Emekliler Dayanışma Sendikası Genel Başkanı Mahinur Şahbaz: 'Emekliler 2000 yılından beri sistematik olarak yoksullaştırıldı'
Esra ÇİFTÇİ
Artı Gerçek - Türkiye’de ekonomik krizle birlikte günden güne yoksulluk derinleşiyor. Bu yoksullaşmadan önemli oranda payını alanlar da emekliler. Pek çoğu açlık sınırının altında yaşam mücadelesi veren emeklilerin durumunu ve taleplerini Emekliler Dayanışma Sendikası Genel Başkanı Mahinur Şahbaz Artı Gerçek’e anlattı.
'EMEKLİLER SUÇLANIYOR, VARLIĞI SUÇ SAYILIYOR'
'Ekonomik krize çözüm' olarak lanse edilen paket ile krizin faturasının emeklilere, asgari ücretlilere ve sabit gelirlilere ödetildiğini söyleyen Şahbaz, enflasyonun sorumlusu olarak maaş zamlarının gösterilmesine de tepki gösteriyor:
“Bu dönemde iktidarların her alanda en iyi çalıştırdığı 'yanıltma aldatma korkutma ile irade sakatlama' mekanizması da olağanüstü işletiliyor. Her konuda uzmanlar, sağcısı solcusu fark etmiyor, ekranlarda emeklileri ve ekonomiyi konuşuyor. Çözüm yerine yeni sorunlar üretiliyor, emekliler suçlanıyor, varlığı suç sayılıyor."

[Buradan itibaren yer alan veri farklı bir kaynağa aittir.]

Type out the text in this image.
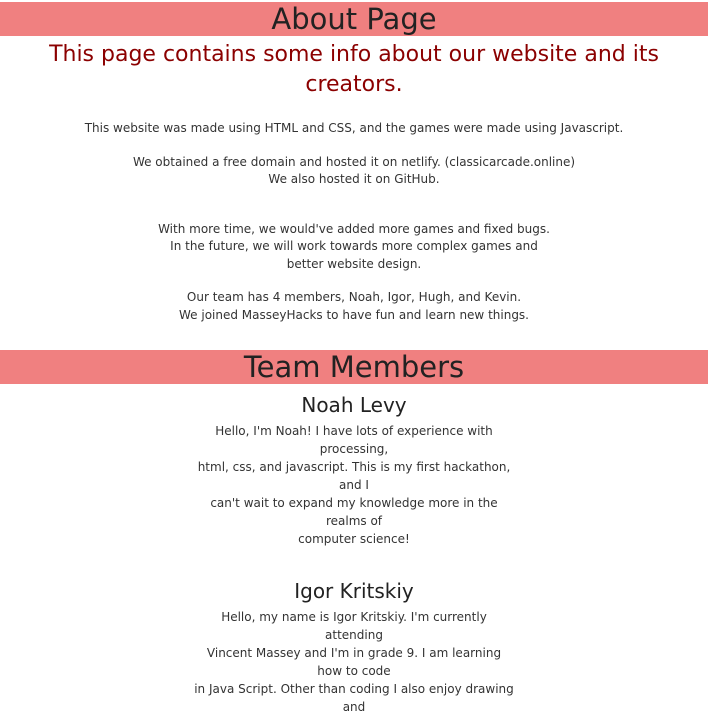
About Page
This page contains some info about our website and its creators.
This website was made using HTML and CSS, and the games were made using Javascript.
We obtained a free domain and hosted it on netlify. (classicarcade.online)
We also hosted it on GitHub.
With more time, we would've added more games and fixed bugs.
In the future, we will work towards more complex games and
better website design.
Our team has 4 members, Noah, Igor, Hugh, and Kevin.
We joined MasseyHacks to have fun and learn new things.
Team Members
Noah Levy
Hello, I'm Noah! I have lots of experience with processing,
html, css, and javascript. This is my first hackathon, and I
can't wait to expand my knowledge more in the realms of
computer science!
Igor Kritskiy
Hello, my name is Igor Kritskiy. I'm currently attending
Vincent Massey and I'm in grade 9. I am learning how to code
in Java Script. Other than coding I also enjoy drawing and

“Bütün emeklilerin, hak, hukuk temelinde pazarlık yapma gücü örgütlü olarak kullanma haklarının teslim edilmesi gerekiyor. Altı ayda bir enflasyon yüzdesi duvarına çarpılmanın yaşamımızda olumlu bir karşılığı yok. Yoksulluk sınırı 60 bin TL’yi aşmış. Emekli aylıklarına yüzde 20-25 zam deniyor, bizlere karşı orantısız güç kullananlar bizi topluma suçlu olarak da gösteriyor. Sermaye biriktirme rant peşinde değiliz. Dolayısıyla ekonomik krizin, yüksek enflasyonun, iktidarların siyasi tercihle belirlediği emeklilik uygulamalarının sorumlusu da biz değiliz”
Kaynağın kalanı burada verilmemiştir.